Orsted announced today (21st) that the first wind turbine for the 1st phase of the Greater Changhua Offshore Wind Farm has been successfully installed and started to generate power.
The first phase of the Greater Changhua Southeast and Southwest Offshore Wind Farm is Orsted’s first and largest offshore wind farm in Asia-Pacific, of which the first phase of the Greater Changhua Southwest Wins Farm is situated at 35-60km off the coast of Changhua. The first phase has a total installed capacity of 900MW, and is the only offshore wind farm in Taiwan that has the largest scale. The wind farm, upon completion in construction in the future, would be able to provide a significant level of clean energy that will assist Taiwan in accelerating energy transformation and supporting transformation among local industries, so as to march towards the sustainable target of 2050 in net zero emission.
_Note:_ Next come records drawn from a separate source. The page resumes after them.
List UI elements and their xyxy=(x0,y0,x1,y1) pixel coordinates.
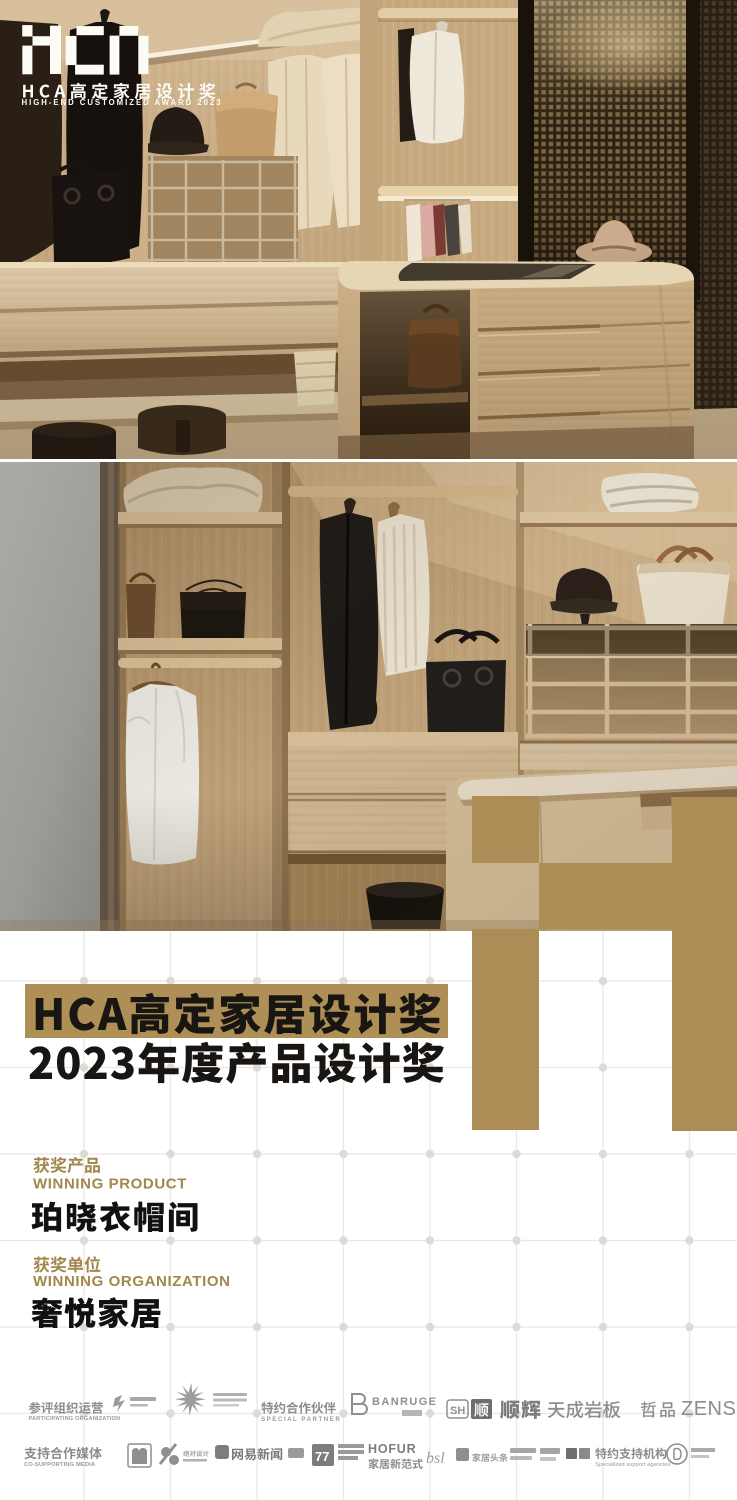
svg-text:WINNING ORGANIZATION: WINNING ORGANIZATION xyxy=(33,1273,231,1290)
svg-text:SH: SH xyxy=(450,1405,465,1417)
svg-text:HOFUR: HOFUR xyxy=(368,1442,416,1456)
svg-text:BANRUGE: BANRUGE xyxy=(372,1396,437,1408)
svg-text:77: 77 xyxy=(315,1449,329,1464)
svg-text:CO-SUPPORTING MEDIA: CO-SUPPORTING MEDIA xyxy=(24,1462,96,1468)
svg-text:PARTICIPATING ORGANIZATION: PARTICIPATING ORGANIZATION xyxy=(29,1416,121,1422)
svg-text:WINNING PRODUCT: WINNING PRODUCT xyxy=(33,1176,187,1193)
svg-text:Specialized support agencies: Specialized support agencies xyxy=(595,1462,671,1468)
svg-text:HIGH-END CUSTOMIZED AWARD 2023: HIGH-END CUSTOMIZED AWARD 2023 xyxy=(22,98,223,107)
svg-text:bsl: bsl xyxy=(426,1450,445,1467)
svg-text:ZENS: ZENS xyxy=(681,1398,736,1420)
svg-text:SPECIAL PARTNER: SPECIAL PARTNER xyxy=(261,1416,341,1423)
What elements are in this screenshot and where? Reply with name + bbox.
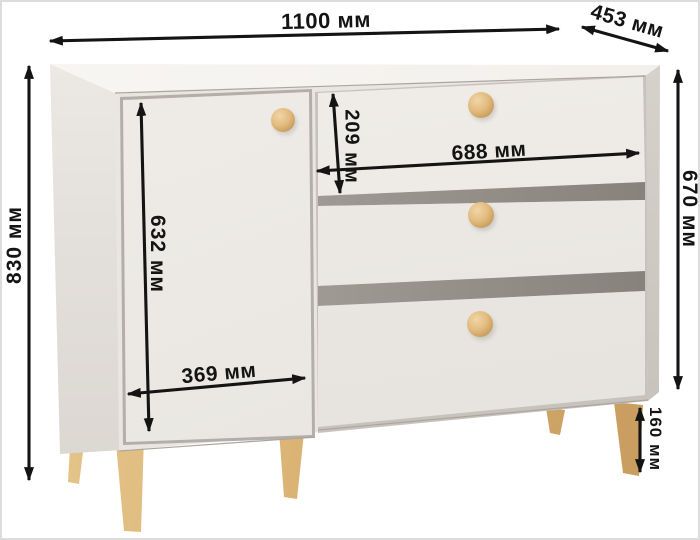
label-drawer-height: 209 мм (340, 92, 363, 202)
dimension-diagram: 1100 мм 453 мм 830 мм 670 мм 632 мм 369 … (0, 0, 700, 540)
dimension-arrows (2, 2, 700, 540)
bottom-edge-right (318, 400, 648, 430)
label-overall-height: 830 мм (3, 190, 27, 300)
bottom-edge-left (119, 437, 315, 451)
top-front-edge (115, 76, 645, 93)
label-leg-height: 160 мм (645, 394, 665, 484)
label-overall-width: 1100 мм (271, 7, 382, 36)
label-body-height: 670 мм (677, 154, 700, 264)
label-door-height: 632 мм (145, 199, 169, 309)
Orsted has now installed the first wind turbine, with successful power generation, for the first phase of the Greater Changhua Southwest Offshore Wind Farm, where power is transmitted to the offshore substation for step up through array cables, before transmitting to Orsted’s substation at the Changhua Coastal Industrial Park through export cables. The first phase of the Greater Changhua Southeast and Southwest Offshore Wind Farm will be installed with 111 units of Siemens Gamesa’s SG 8.0-167DD wind turbines, which will be connected to TPC’s Changyi Switching Station, where transmission and distribution through TPC’s grid would provide clean electricity to approximately one million households in Taiwan.
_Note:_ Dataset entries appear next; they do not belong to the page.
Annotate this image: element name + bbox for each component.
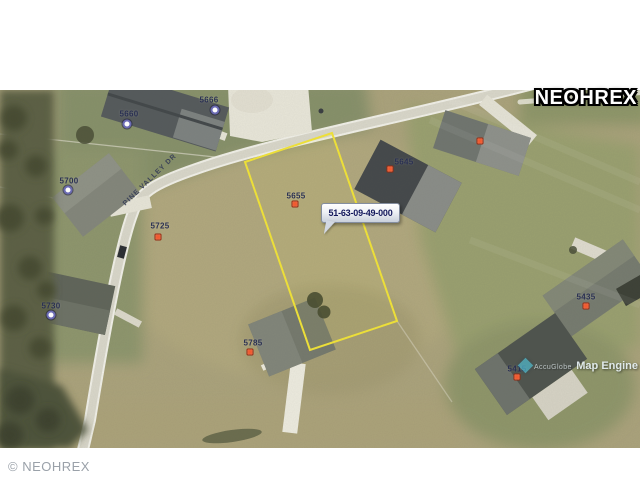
map-engine-logo-icon xyxy=(518,357,534,373)
lot-marker-blue xyxy=(123,120,132,129)
lot-marker-red xyxy=(292,201,299,208)
lot-marker-red xyxy=(247,349,254,356)
lot-label: 5645 xyxy=(395,158,414,167)
neohrex-watermark: NEOHREX xyxy=(535,87,637,110)
lot-marker-blue xyxy=(64,186,73,195)
photo-grain xyxy=(0,90,640,448)
lot-label: 5730 xyxy=(42,302,61,311)
lot-label: 5785 xyxy=(244,339,263,348)
lot-label: 5700 xyxy=(60,177,79,186)
map-engine-line2: Map Engine xyxy=(576,360,638,372)
map-engine-text: AccuGlobe Map Engine xyxy=(534,356,638,374)
lot-marker-blue xyxy=(211,106,220,115)
lot-marker-red xyxy=(387,166,394,173)
lot-marker-red xyxy=(514,374,521,381)
lot-label: 5655 xyxy=(287,192,306,201)
map-engine-watermark: AccuGlobe Map Engine xyxy=(520,356,638,374)
lot-label: 5660 xyxy=(120,110,139,119)
lot-marker-red xyxy=(477,138,484,145)
lot-label: 5666 xyxy=(200,96,219,105)
lot-marker-blue xyxy=(47,311,56,320)
lot-label: 5725 xyxy=(151,222,170,231)
lot-marker-red xyxy=(155,234,162,241)
lot-label: 5435 xyxy=(577,293,596,302)
listing-photo-frame: 5660566657005730572556555645578554355415… xyxy=(0,0,640,480)
map-engine-line1: AccuGlobe xyxy=(534,364,572,371)
parcel-id-text: 51-63-09-49-000 xyxy=(328,208,392,218)
aerial-map: 5660566657005730572556555645578554355415… xyxy=(0,90,640,448)
parcel-id-callout: 51-63-09-49-000 xyxy=(321,203,400,223)
copyright-watermark: © NEOHREX xyxy=(8,459,90,474)
lot-marker-red xyxy=(583,303,590,310)
aerial-map-graphics xyxy=(0,90,640,448)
Christy Wang, General Manager of Orsted Taiwan, commented, “It is of great importance to both Orsted and Taiwan that our wind farm team was able to generate power for the first time according to the scheduled timeframe. The Orsted team, since being selected for the first phase of the 900MW Greater Changhua Southeast and Southeast Offshore Wind Farm since April 2018, has been fully engaged in the development and construction of wind farm engineering, and it took less than four years from receiving allocated capacity to the first time of power generation. Such speed can now regarded as a new milestone for the industry.”
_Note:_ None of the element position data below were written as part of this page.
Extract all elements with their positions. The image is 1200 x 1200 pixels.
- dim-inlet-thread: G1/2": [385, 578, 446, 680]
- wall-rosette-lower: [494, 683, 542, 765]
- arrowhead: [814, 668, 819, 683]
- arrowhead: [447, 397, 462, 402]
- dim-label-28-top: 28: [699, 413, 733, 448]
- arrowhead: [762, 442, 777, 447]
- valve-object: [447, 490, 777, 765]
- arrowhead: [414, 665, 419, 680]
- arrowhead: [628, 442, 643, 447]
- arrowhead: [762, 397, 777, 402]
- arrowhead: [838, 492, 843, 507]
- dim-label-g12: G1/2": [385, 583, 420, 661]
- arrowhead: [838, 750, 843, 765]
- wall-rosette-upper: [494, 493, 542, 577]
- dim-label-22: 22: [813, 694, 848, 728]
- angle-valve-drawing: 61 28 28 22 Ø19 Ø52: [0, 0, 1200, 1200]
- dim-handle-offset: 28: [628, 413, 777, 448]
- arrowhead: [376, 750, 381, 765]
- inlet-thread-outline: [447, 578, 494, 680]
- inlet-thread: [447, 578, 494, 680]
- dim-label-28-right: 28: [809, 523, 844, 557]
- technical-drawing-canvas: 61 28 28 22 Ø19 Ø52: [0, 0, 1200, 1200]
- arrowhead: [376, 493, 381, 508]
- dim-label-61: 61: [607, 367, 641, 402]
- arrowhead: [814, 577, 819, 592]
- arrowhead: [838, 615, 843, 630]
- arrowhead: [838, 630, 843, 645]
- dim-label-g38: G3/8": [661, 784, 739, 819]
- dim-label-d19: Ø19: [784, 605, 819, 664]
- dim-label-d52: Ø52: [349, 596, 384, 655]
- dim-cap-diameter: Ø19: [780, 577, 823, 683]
Wang pointed out that offshore construction was severely challenged for the past two years due to related restrictions under the COVID-19 pandemic. Ulrik Lange, Co-CEO for the first phase of the Greater Changhua Southeast and Southwest Offshore Wind Farm, commented that the risk management for the manufacturing, delivery, and installation of essential parts for offshore wind farms, as well as flexible dispatching for personnel and ships, under the challenges derived from the pandemic, are critical to the scheduled completion of wind farms.